Kecanduan Gim Anak Meningkat, Layanan DARA Resmi Diluncurkan

AZL
Ilustrasi pemerintah meluncurkan layanan DARA untuk atasi kecanduan gim pada anak. (Foto: Karola G/Pexels)

adainfo.id – Fenomena kecanduan gim pada anak di Indonesia kian mengkhawatirkan seiring pesatnya pertumbuhan industri gim daring dan semakin mudahnya akses gawai di berbagai lapisan usia.

Perubahan perilaku anak akibat paparan gim berlebihan kini menjadi keluhan yang banyak disampaikan orang tua.

Mulai dari kesulitan mengatur waktu, menurunnya konsentrasi belajar, hingga berkurangnya interaksi sosial di dunia nyata menjadi persoalan yang semakin sering ditemukan di lingkungan keluarga.

Situasi tersebut mendorong kebutuhan akan pendampingan yang tidak hanya bersifat tegas, tetapi juga empatik dan solutif.

Pemerintah memandang persoalan ini tidak bisa disederhanakan sebagai kenakalan semata, melainkan sebagai fenomena sosial yang membutuhkan pendekatan komprehensif.

Merespons kondisi itu, Kementerian Komunikasi dan Digital (Kemkomdigi) meluncurkan layanan Digital Addiction Response Assistance atau DARA.

Program ini diperkenalkan di Sarinah, Jakarta Pusat, sebagai ruang konsultasi yang aman dan privat bagi anak serta keluarga yang menghadapi persoalan adiksi digital.

Negara Hadir Menjawab Kegelisahan Orang Tua

Menteri Komunikasi dan Digital (Menkomdigi) Meutya Hafid, menyampaikan bahwa kehadiran DARA lahir dari kegelisahan masyarakat, khususnya para orang tua yang merasa kesulitan menghadapi perubahan perilaku anak akibat paparan gim daring secara berlebihan.

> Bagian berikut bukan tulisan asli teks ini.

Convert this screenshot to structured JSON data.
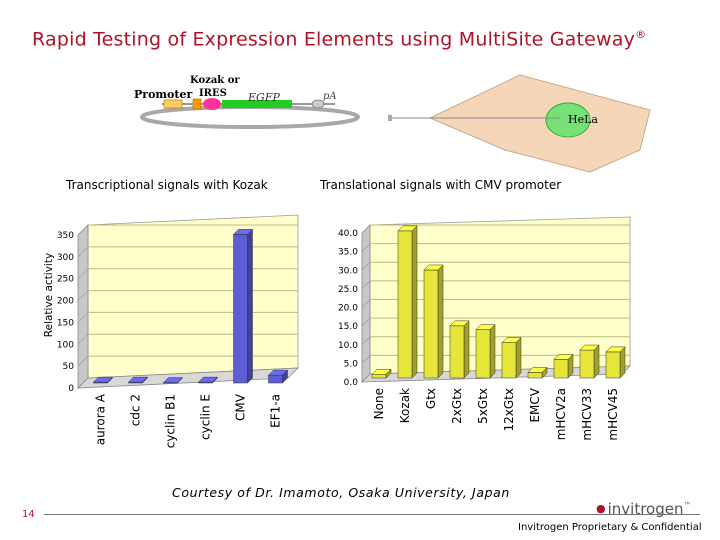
{
  "slide": {
    "title": "Rapid Testing of Expression Elements using MultiSite Gateway",
    "title_mark": "®",
    "courtesy": "Courtesy of Dr. Imamoto, Osaka University, Japan",
    "page_number": "14",
    "brand": "invitrogen",
    "brand_mark": "™",
    "confidential": "Invitrogen Proprietary & Confidential"
  },
  "diagram": {
    "promoter": "Promoter",
    "kozak_or": "Kozak or",
    "ires": "IRES",
    "egfp": "EGFP",
    "pa": "pA",
    "cell_label": "HeLa"
  },
  "colors": {
    "title": "#b0122a",
    "chart_bg": "#ffffcc",
    "wall": "#c8c8c8",
    "left_bars": "#5d5dd6",
    "right_bars": "#e6e63a",
    "gfp": "#33cc33",
    "cell": "#f5d6b8"
  },
  "chart_data": [
    {
      "type": "bar",
      "title": "Transcriptional signals with Kozak",
      "xlabel": "",
      "ylabel": "Relative activity",
      "categories": [
        "aurora A",
        "cdc 2",
        "cyclin B1",
        "cyclin E",
        "CMV",
        "EF1-a"
      ],
      "values": [
        2,
        2,
        1,
        2,
        340,
        18
      ],
      "ylim": [
        0,
        350
      ],
      "yticks": [
        "0",
        "50",
        "100",
        "150",
        "200",
        "250",
        "300",
        "350"
      ],
      "grid": true
    },
    {
      "type": "bar",
      "title": "Translational signals with CMV promoter",
      "xlabel": "",
      "ylabel": "",
      "categories": [
        "None",
        "Kozak",
        "Gtx",
        "2xGtx",
        "5xGtx",
        "12xGtx",
        "EMCV",
        "mHCV2a",
        "mHCV33",
        "mHCV45"
      ],
      "values": [
        1.0,
        39.5,
        29.0,
        14.0,
        13.0,
        9.5,
        1.5,
        5.0,
        7.5,
        7.0
      ],
      "ylim": [
        0,
        40
      ],
      "yticks": [
        "0.0",
        "5.0",
        "10.0",
        "15.0",
        "20.0",
        "25.0",
        "30.0",
        "35.0",
        "40.0"
      ],
      "grid": true
    }
  ]
}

“Para orang tua tentu sangat terusik dengan kondisi ini. Di satu sisi, kita tahu gim bisa memicu kreativitas, sehingga kita tidak menutup industri gim. Namun di saat bersamaan, negara harus hadir membantu anak-anak kita yang terpapar adiksi,” ujarnya dikutip Senin (02/03/2026).

Ia menegaskan bahwa pemerintah tidak memosisikan industri gim sebagai pihak yang harus disalahkan.

Ekosistem gim daring di Indonesia berkembang pesat dan bahkan telah menyentuh pasar global.

Banyak talenta muda yang tumbuh dari industri ini, baik sebagai pengembang, desainer, maupun atlet e-sports.

Namun di sisi lain, paparan yang tidak terkontrol dapat memicu ketergantungan pada sebagian anak.

Karena itu, pendekatan yang diambil bukanlah pembatasan ekstrem, melainkan edukasi, pendampingan, serta penguatan peran keluarga.

DARA sebagai Ruang Konsultasi Privat dan Aman

Layanan DARA dirancang sebagai “teman bercerita” sekaligus wadah konsultasi privat.

Platform ini dapat diakses melalui laman resmi Indonesia Game Rating System (IGRS) di https://adiksi.igrs.id/⁠ maupun melalui layanan WhatsApp IGRS di nomor 0811806860.

Melalui kanal tersebut, anak maupun orang tua dapat berkonsultasi secara aman tanpa takut dihakimi.

Pemerintah menekankan bahwa pendekatan yang digunakan bersifat suportif dan edukatif, bukan diskriminatif.

DARA menjadi pintu masuk awal bagi keluarga yang membutuhkan pendampingan.

Dalam praktiknya, layanan ini menyediakan informasi, panduan praktis, serta arahan langkah-langkah yang dapat dilakukan orang tua dalam menghadapi anak yang mengalami gejala kecanduan gim.

Konsep ini juga menempatkan keluarga sebagai aktor utama dalam proses pemulihan.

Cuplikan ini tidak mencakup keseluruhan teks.